A ressuscitação volêmica agressiva com cristaloides é crucial nas primeiras horas do choque séptico para restaurar a perfusão tecidual e otimizar o débito cardíaco. Essa medida inicial visa corrigir a hipovolemia relativa e absoluta, sendo um pilar fundamental no manejo precoce da sepse grave.

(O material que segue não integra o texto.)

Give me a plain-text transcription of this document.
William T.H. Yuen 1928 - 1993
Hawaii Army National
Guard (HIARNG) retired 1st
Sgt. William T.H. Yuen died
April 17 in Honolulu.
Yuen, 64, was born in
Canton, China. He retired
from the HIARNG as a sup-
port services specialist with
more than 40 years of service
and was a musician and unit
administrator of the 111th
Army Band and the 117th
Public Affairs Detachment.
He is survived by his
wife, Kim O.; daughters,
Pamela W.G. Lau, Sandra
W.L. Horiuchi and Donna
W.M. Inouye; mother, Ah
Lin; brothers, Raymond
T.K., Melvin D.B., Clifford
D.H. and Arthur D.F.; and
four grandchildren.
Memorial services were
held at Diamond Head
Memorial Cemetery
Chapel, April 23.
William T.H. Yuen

O choque séptico é uma condição de risco à vida causada por uma resposta desregulada do hospedeiro a uma infecção, resultando em disfunção orgânica. Sua alta mortalidade exige reconhecimento e intervenção rápidos. A ressuscitação volêmica é uma das primeiras e mais críticas intervenções, visando restaurar a perfusão tecidual e a estabilidade hemodinâmica. A fisiopatologia do choque séptico envolve vasodilatação, aumento da permeabilidade capilar e disfunção miocárdica, levando à hipovolemia relativa e absoluta. O diagnóstico é clínico, baseado em sinais de infecção e disfunção orgânica. A suspeita deve ser alta em pacientes com infecção e sinais de hipoperfusão. O tratamento inicial foca em controle da fonte de infecção, antibioticoterapia de amplo espectro precoce e suporte hemodinâmico. A administração de 30 mL/kg de cristaloides nas primeiras 3 horas é uma meta fundamental das diretrizes da Surviving Sepsis Campaign, seguida por vasopressores se a hipotensão persistir. O prognóstico depende da rapidez e adequação do manejo inicial.

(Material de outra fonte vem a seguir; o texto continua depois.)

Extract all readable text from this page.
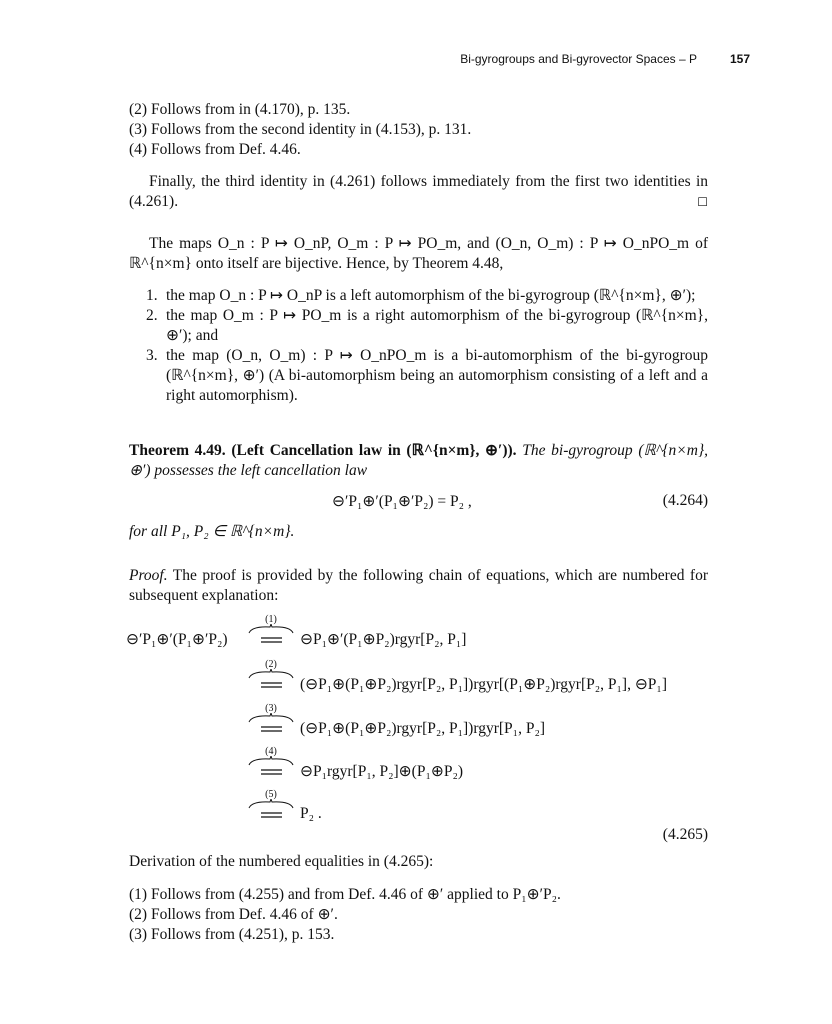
Bi-gyrogroups and Bi-gyrovector Spaces – P	157
(2) Follows from in (4.170), p. 135.
(3) Follows from the second identity in (4.153), p. 131.
(4) Follows from Def. 4.46.
Finally, the third identity in (4.261) follows immediately from the first two identities in (4.261).	☐
The maps O_n : P ↦ O_nP, O_m : P ↦ PO_m, and (O_n, O_m) : P ↦ O_nPO_m of ℝ^{n×m} onto itself are bijective. Hence, by Theorem 4.48,
1. the map O_n : P ↦ O_nP is a left automorphism of the bi-gyrogroup (ℝ^{n×m}, ⊕′);
2. the map O_m : P ↦ PO_m is a right automorphism of the bi-gyrogroup (ℝ^{n×m}, ⊕′); and
3. the map (O_n, O_m) : P ↦ O_nPO_m is a bi-automorphism of the bi-gyrogroup (ℝ^{n×m}, ⊕′) (A bi-automorphism being an automorphism consisting of a left and a right automorphism).
Theorem 4.49. (Left Cancellation law in (ℝ^{n×m}, ⊕′)). The bi-gyrogroup (ℝ^{n×m}, ⊕′) possesses the left cancellation law
⊖′P₁⊕′(P₁⊕′P₂) = P₂ ,	(4.264)
for all P₁, P₂ ∈ ℝ^{n×m}.
Proof. The proof is provided by the following chain of equations, which are numbered for subsequent explanation:
⊖′P₁⊕′(P₁⊕′P₂)
(1)
⊖P₁⊕′(P₁⊕P₂)rgyr[P₂, P₁]
(2)
(⊖P₁⊕(P₁⊕P₂)rgyr[P₂, P₁])rgyr[(P₁⊕P₂)rgyr[P₂, P₁], ⊖P₁]
(3)
(⊖P₁⊕(P₁⊕P₂)rgyr[P₂, P₁])rgyr[P₁, P₂]
(4)
⊖P₁rgyr[P₁, P₂]⊕(P₁⊕P₂)
(5)
P₂ .
(4.265)
Derivation of the numbered equalities in (4.265):
(1) Follows from (4.255) and from Def. 4.46 of ⊕′ applied to P₁⊕′P₂.
(2) Follows from Def. 4.46 of ⊕′.
(3) Follows from (4.251), p. 153.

A ressuscitação volêmica precoce é vital para reverter a hipoperfusão tecidual, otimizar o débito cardíaco e melhorar a oxigenação dos órgãos, prevenindo a progressão para disfunção orgânica múltipla.
Cristaloides balanceados (como Ringer Lactato) ou solução salina 0,9% são os fluidos de escolha para a ressuscitação volêmica inicial no choque séptico, conforme as diretrizes atuais.
A resposta à fluidoterapia deve ser reavaliada continuamente, utilizando parâmetros dinâmicos como variação da pressão de pulso, elevação passiva das pernas e débito urinário, para evitar sobrecarga volêmica.